Blauwe dekens, rode dekens en de Zomertuin van Achmatova

(Eerste publicatie: 28-08-2010)

Ik had een mooi beginakkoord van mijn verblijf in Sint-Petersburg in gedachten en dat werd het ook: een rondvaart “Langs de gedichten van Achmatova”. De rondvaart kreeg alleen een wat andere toonsoort dan gedacht.

Gedichten luisteren vind ik al vrij lastig. In een vreemde taal is dat nog lastiger en in dit geval zat de motor van de rondvaartboot me ook nog behoorlijk in de weg. Maar ik was kennelijk de enige die daarmee zat. Er werden blauwe dekens uitgedeeld (het was een graad of negentien en er stond een aardig briesje) en de stemming aan boord was genoeglijk.

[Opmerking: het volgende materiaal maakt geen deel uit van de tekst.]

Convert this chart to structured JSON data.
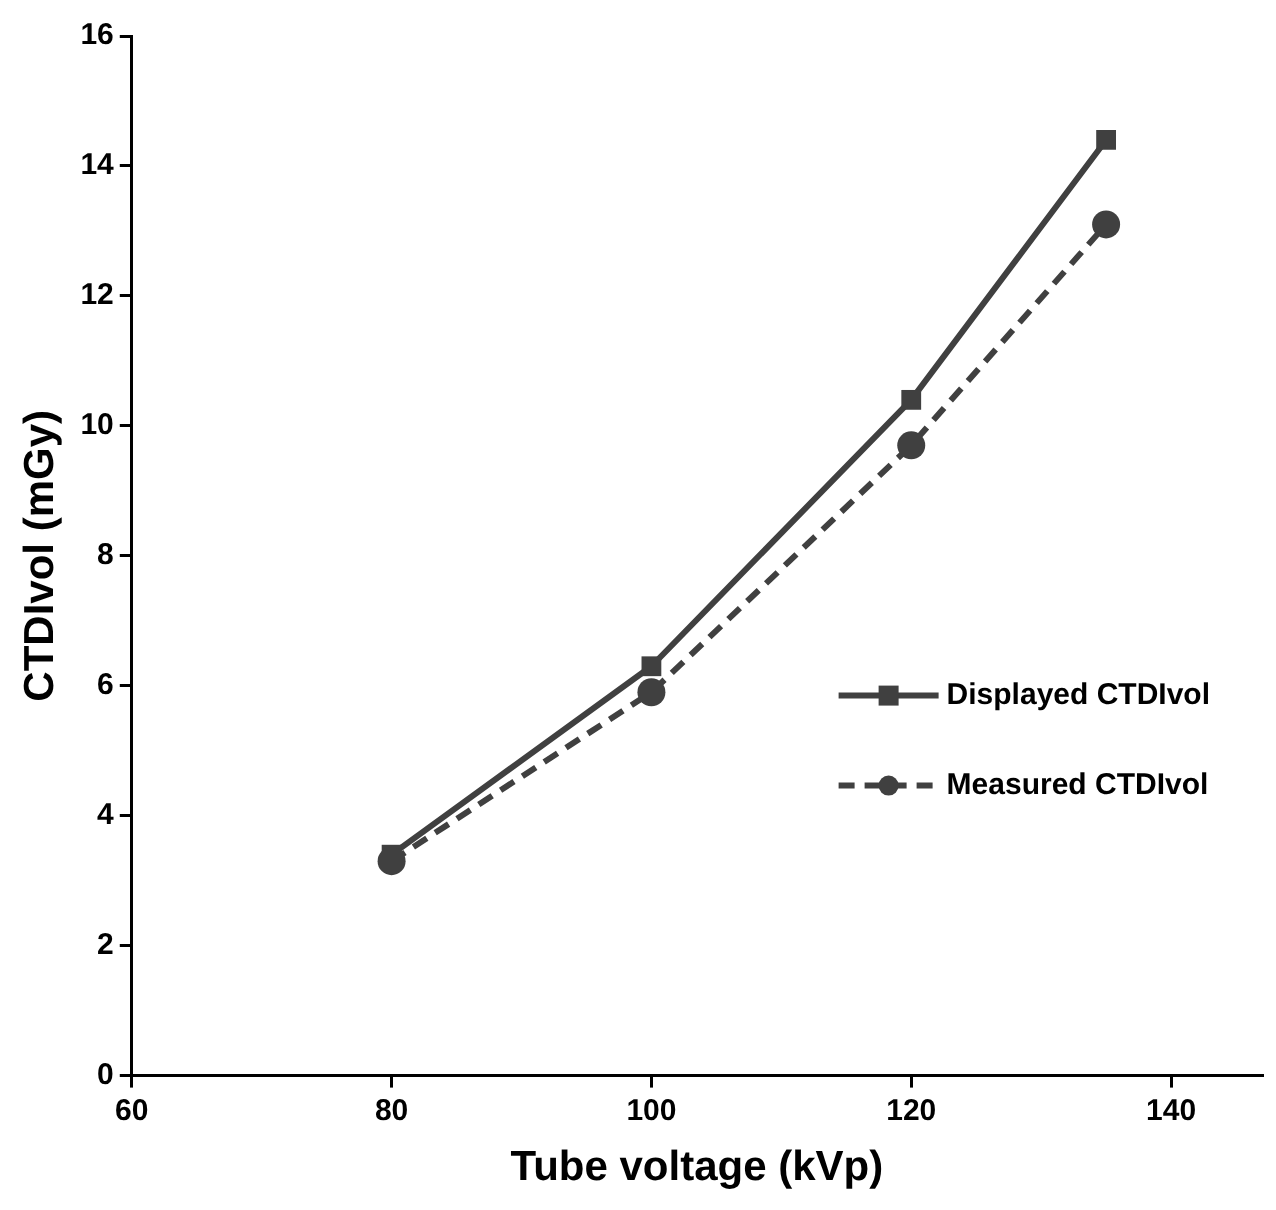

Al snel kwamen we langs de Zomertuin. Nu zou vast mijn favoriete gedicht van Achmatova klinken: Zomertuin. Maar nee, er klonk iets anders, al weet ik niet precies wat, vanwege die motor. Ik liet de gedichten verder maar en genoot van wat ik zoal tegenkwam. Twee bruidsparen:

Twee kunstenaars (toen onze boot voorbij was, trokken ze de even benen op vanwege de golven):

Het Kempinski Hotel (hier woonde Dick Advocaat toen hij Zenit naar de landstitel en de UEFA Cup voerde):

En zij hadden rode dekens gekregen!

En toen klonk opeens toch nog het prachtige Zomertuin:

ЛЕТНИЙ САД

Я к розам хочу, в тот единственный сад,
Где лучшая в мире стоит из оград,
Где статуи помнят меня молодой,
А я их под невскою помню водой.

В душистой тиши между царственных лип
Мне мачт корабельных мерещится скрип.
И лебедь, как прежде, плывет сквозь века,
Любуясь красой своего двойника.
И замертво спят сотни тысяч шагов
Врагов и друзей, друзей и врагов.
А шествию теней не видно конца
От вазы гранитной до двери дворца.
Там шепчутся белые ночи мои
О чьей-то высокой и тайной любви.
И все перламутром и яшмой горит,
Но света источник таинственно скрыт.